Credit cards are specifically designed for a consumer environment, and even if bitcoin continues towards the moon, I don't predict physical paper currency is going anywhere anytime soon.
Being able to buy a burrito with internet money is pretty cool, but I think of bitcoin as more of a useful network of human trust/power, than a consumerism enabler.
Bitcoin users are an even more privileged class of the already privileged population. They have regular access to a private computer, and robust internet access. That is not the case for most people in the world.
Lots of people in developing countries have access to cheap Android smart phones but no computer these days. Fortunately that's all you need to use Bitcoin.
Only with a thin client, defeating the purpose of Bitcoin. The Blockchain is currently over 18 GB, more storage than any cheap phone I've ever seen, and takes days to download.
Even Satoshi said it is likely most people will use lightweight clients. Even the original paper describes how to make a lightweight wallet that don't need the full history.

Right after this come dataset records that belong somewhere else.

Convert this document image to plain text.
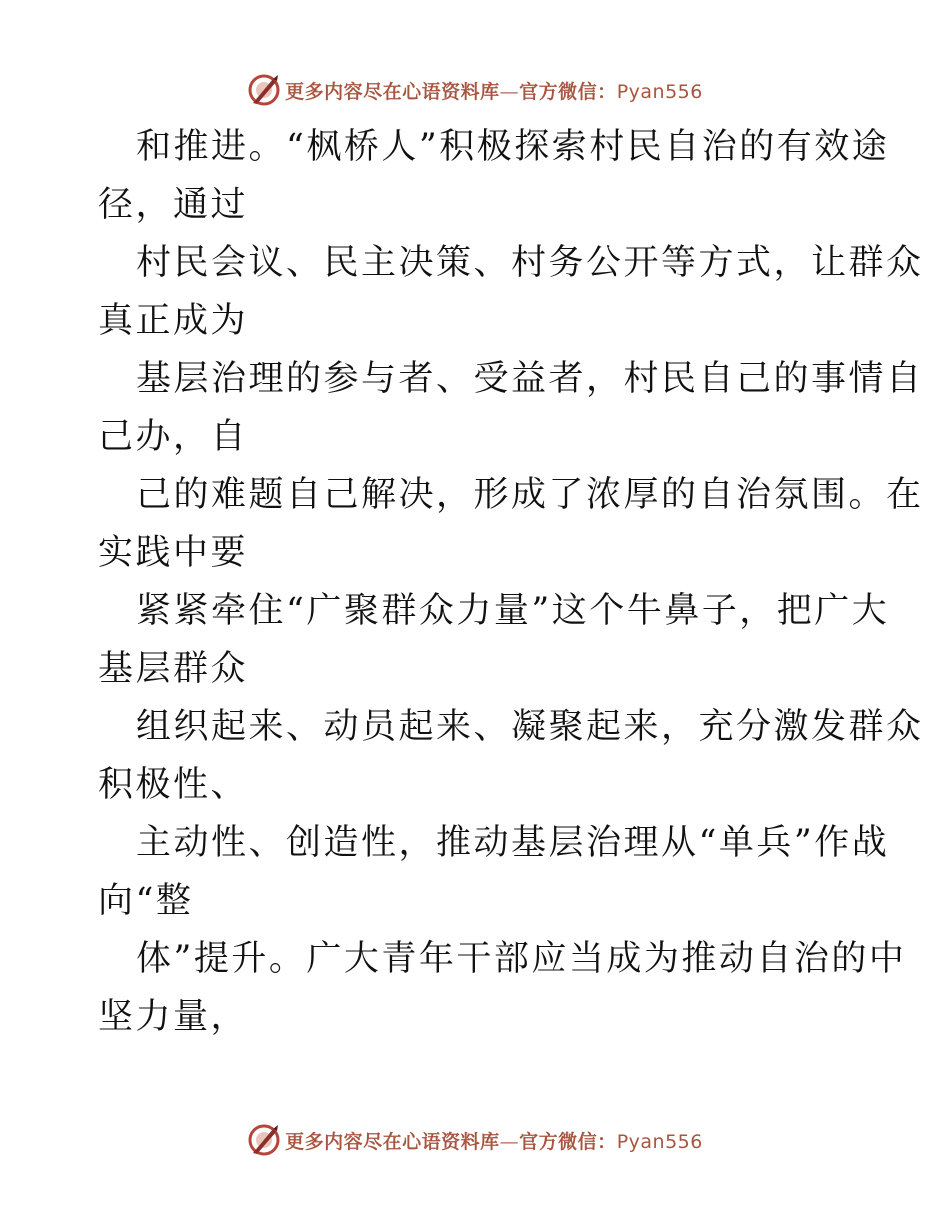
更多内容尽在心语资料库—官方微信：Pyan556
和推进。“枫桥人”积极探索村民自治的有效途
径，通过
村民会议、民主决策、村务公开等方式，让群众
真正成为
基层治理的参与者、受益者，村民自己的事情自
己办，自
己的难题自己解决，形成了浓厚的自治氛围。在
实践中要
紧紧牵住“广聚群众力量”这个牛鼻子，把广大
基层群众
组织起来、动员起来、凝聚起来，充分激发群众
积极性、
主动性、创造性，推动基层治理从“单兵”作战
向“整
体”提升。广大青年干部应当成为推动自治的中
坚力量，
更多内容尽在心语资料库—官方微信：Pyan556
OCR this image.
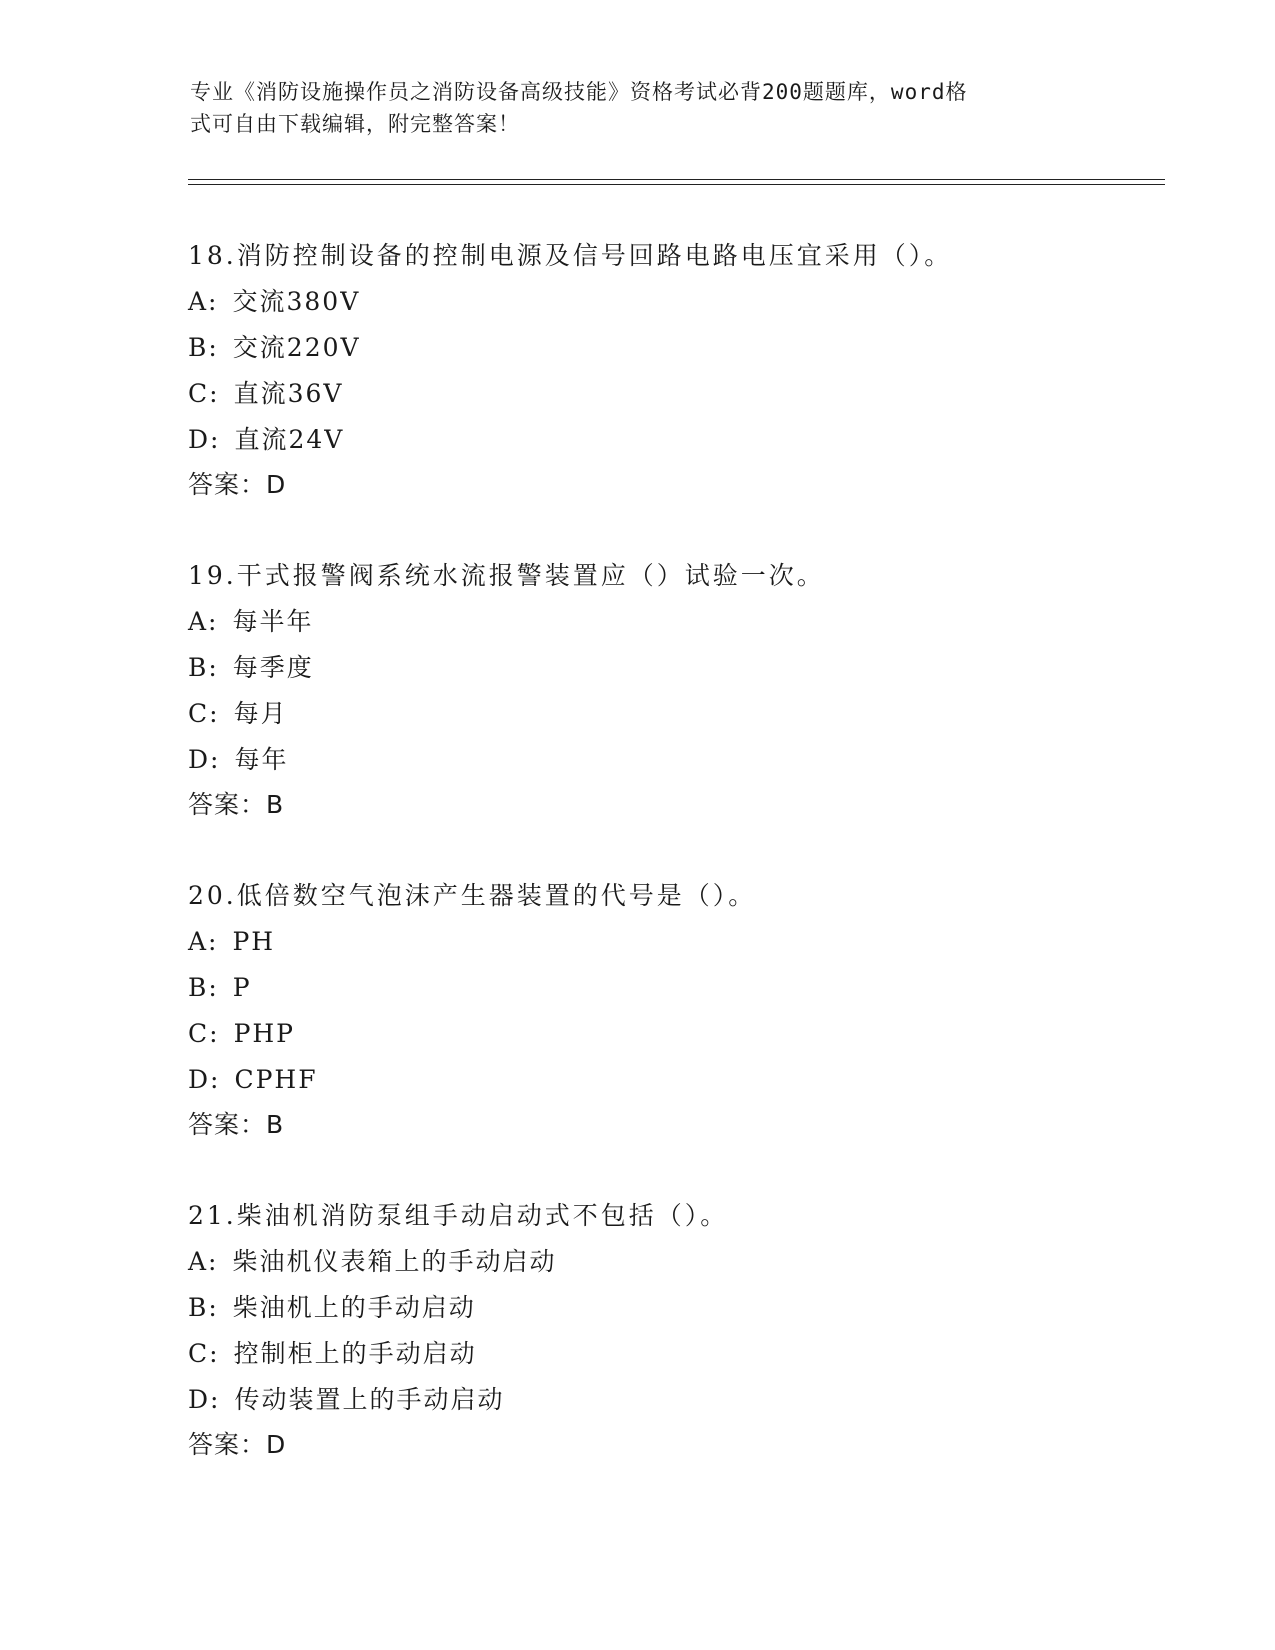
专业《消防设施操作员之消防设备高级技能》资格考试必背200题题库，word格
式可自由下载编辑，附完整答案！
18.消防控制设备的控制电源及信号回路电路电压宜采用（）。
A: 交流380V
B: 交流220V
C: 直流36V
D: 直流24V
答案：D
19.干式报警阀系统水流报警装置应（）试验一次。
A: 每半年
B: 每季度
C: 每月
D: 每年
答案：B
20.低倍数空气泡沫产生器装置的代号是（）。
A: PH
B: P
C: PHP
D: CPHF
答案：B
21.柴油机消防泵组手动启动式不包括（）。
A: 柴油机仪表箱上的手动启动
B: 柴油机上的手动启动
C: 控制柜上的手动启动
D: 传动装置上的手动启动
答案：D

I think fees will get cheaper as times goes by and the bitcoin network and market matures but it is very hard to say right now with the current transaction size limitations.
Bitcoin is still in early development and very niche, so far the incentives have been working well enough but once the block rewards halves is yet to be seen if fees will be competitive enough and whether the price for them will go up. We also have to hope that the block size and the network capacity can grow fast enough to support its own weight.
In general I think that as more players come in the industry the fees of exchanges, atms, debit cards etc will decrease.
I wish some core developer could also contribute to answer your question and provide more insight than i can offer.
If the wild success of M-Pesa is any indication, then the traditional finance industry will reach the next billion consumers well before an obscure technology like Bitcoin will.
Given that M-PESA is run by a telephone company, is it the traditional financial industry or not? It can be argued both ways. SafariCom effectively runs a bank, but it is nonetheless primarily a technology company.
How do you see the fees finalizing? Will there still be a significant cost reduction for in person transactions once the industry has matured a bit more? (equivalent of CC transactions in terms of ease of use).
Either way, this is a cool idea, best of luck to you.